Молоствов (очень простой и добрый человек) принялся утешать Льва Николаевича, но перестал, видимо чувствуя, что тут дело не в утешениях.
Вечером, читая одно из написанных мною писем, с более или менее резкими, прямыми выражениями о правительстве, о церковном суеверии и т. п., Лев Николаевич проговорил:
— Ой — ой — ой! Вам за это плохо может быть. Как вы не боитесь? И матери может быть неприятно.
Я указал, что письмо закрытое.
Лев Николаевич закончил сегодня составлять общий план всех тридцати книжек из «На каждый день» [75]. Я подготовил для Льва Николаевича книжку «Соблазн тщеславия». Послал много писем и, между прочим, пять денежных пакетов на сумму шестьдесят рублей. Деньги эти посылаются Львом Николаевичем в тюрьмы его единомышленникам. Лев Николаевич посылает им рублей по пяти в месяц. Теперь посылалось за два месяца шести лицам. Помогает Лев Николаевич и родственникам некоторых из них. Происхождение этих денег таково: они составляют гонорар Льва Николаевича за представление его пьес «Власть тьмы» и «Плоды просвещения» в императорских театрах. Первоначально Лев Николаевич хотел отказаться от этого гонорара, но его предупредили, что в таком случае деньги будут употреблены на усиление и развитие казенного балета. Тогда Толстой решил не отказываться от этих «театральных» денег. Сумма гонорара достигает двух — трех тысяч рублей в год, и все эти деньги идут на помощь лицам, сидящим в тюрьмах, крестьянам — погорельцам и другим нуждающимся.
Утром Лев Николаевич опять показывал браминское доказательство Пифагоровой теоремы Белинькому и Молоствову. За обедом говорили о подвигах собаки — сыщика Трефа, о которых трубят московские газеты, о громком деле Тарновской, почему‑то о страховых обществах. Лев Николаевич больше, как и обыкновенно во время таких разговоров, молчал. И, только узнав, что страхование жизни возможно лишь до известного возраста, заметил:
— Наш брат, значит, совсем никуда не годится!

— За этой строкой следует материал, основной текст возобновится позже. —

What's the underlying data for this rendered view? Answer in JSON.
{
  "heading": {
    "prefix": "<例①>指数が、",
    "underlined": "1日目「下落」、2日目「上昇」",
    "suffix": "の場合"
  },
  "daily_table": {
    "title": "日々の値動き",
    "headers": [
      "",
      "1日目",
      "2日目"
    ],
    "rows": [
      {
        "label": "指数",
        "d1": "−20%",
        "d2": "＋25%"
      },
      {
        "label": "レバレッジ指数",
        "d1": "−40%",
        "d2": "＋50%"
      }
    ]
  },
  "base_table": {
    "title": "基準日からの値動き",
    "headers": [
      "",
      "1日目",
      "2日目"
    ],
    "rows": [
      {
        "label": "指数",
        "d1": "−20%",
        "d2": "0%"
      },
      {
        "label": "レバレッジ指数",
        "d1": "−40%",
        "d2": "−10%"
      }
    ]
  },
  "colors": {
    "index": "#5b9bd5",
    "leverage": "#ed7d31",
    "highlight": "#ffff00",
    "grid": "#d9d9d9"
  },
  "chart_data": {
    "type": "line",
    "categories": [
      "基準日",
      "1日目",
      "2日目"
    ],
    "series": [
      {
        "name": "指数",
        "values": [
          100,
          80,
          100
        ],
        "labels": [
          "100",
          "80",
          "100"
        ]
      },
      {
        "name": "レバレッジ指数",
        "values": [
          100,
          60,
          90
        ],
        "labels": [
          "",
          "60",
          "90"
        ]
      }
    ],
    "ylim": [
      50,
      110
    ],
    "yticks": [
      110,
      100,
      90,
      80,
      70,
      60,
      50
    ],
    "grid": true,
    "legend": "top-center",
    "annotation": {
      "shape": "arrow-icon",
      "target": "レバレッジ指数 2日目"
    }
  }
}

— Я сейчас думал, — говорил Лев Николаевич, выйдя к чаю, — о том, что все остается. И мне это так ясно представилось! Это ко всем людям одинаково относится. И все, что Таня делает, остается, потому что отражается не только на Танечке, но и на Верочке… Ильинишне.
Верочка — горничная Татьяны Львовны, выросшая в Ясной Поляне дочь И. В. Сидоркова, слуги Льва Николаевича.
Затем рассказал о письме одного учителя:
— Он пишет, что ему мешает духовенство в его деятельности. Я думаю, что дело учителя такое нужное, что его ни на какое другое нельзя променять и что можно учителю успешно работать, несмотря на противодействие духовенства.
Говорил опять о статье для Буланже, что работается ему над ней плохо, а между тем предмет ее важный и требует, чтобы статья была хорошо обработана.
Завели граммофон. Пели Михайлова и Варя Панина, играл на балалайке Трояновский.
— Плясать хочется! — воскликнул Лев Николаевич, слушая гопак в исполнении Трояновского.
Всем нравилось и пение Паниной. Я вспомнил сказанные недавно слова Льва Николаевича о цыганском пении:
— Это удивительный — цыганский жанр, и далеко не оцененный!
На Паниной остановились дольше других. Романс за романсом, очень тонко, выводил ее мощный, почти мужской голос, невольно захватывая слушателей.
Я сидел в сторонке, в конце стола, и слушал, не вступая в разговоры. Думаю, Лев Николаевич заметил, что я несколько взволнован пением, или, с его чуткостью, предположил это, потому что он вдруг поднялся, потихоньку подошел ко мне и, дружески улыбаясь, спросил:
— Не раскаиваетесь, что не стали певцом?
Я поглядел ему в глаза и ответил:
— Нет, Лев Николаевич!
Можно ли было променять на какое бы то ни было пение ту радость общения с Толстым и все, что оно давало, которыми я пользовался!..
Какой прекрасной музыкой прозвучал для меня самый вопрос Льва Николаевича, до такой степени растрогавший меня, что я едва был в состоянии удержать готовые брызнуть слезы!..
Музыка прекратилась. Начались разговоры о достоинствах и недостатках граммофона и вообще механических музыкальных инструментов. Лев Николаевич стал хвалить самоиграющее пианино «Миньон», передающее игру пианистов механически. Он слышал его в Москве.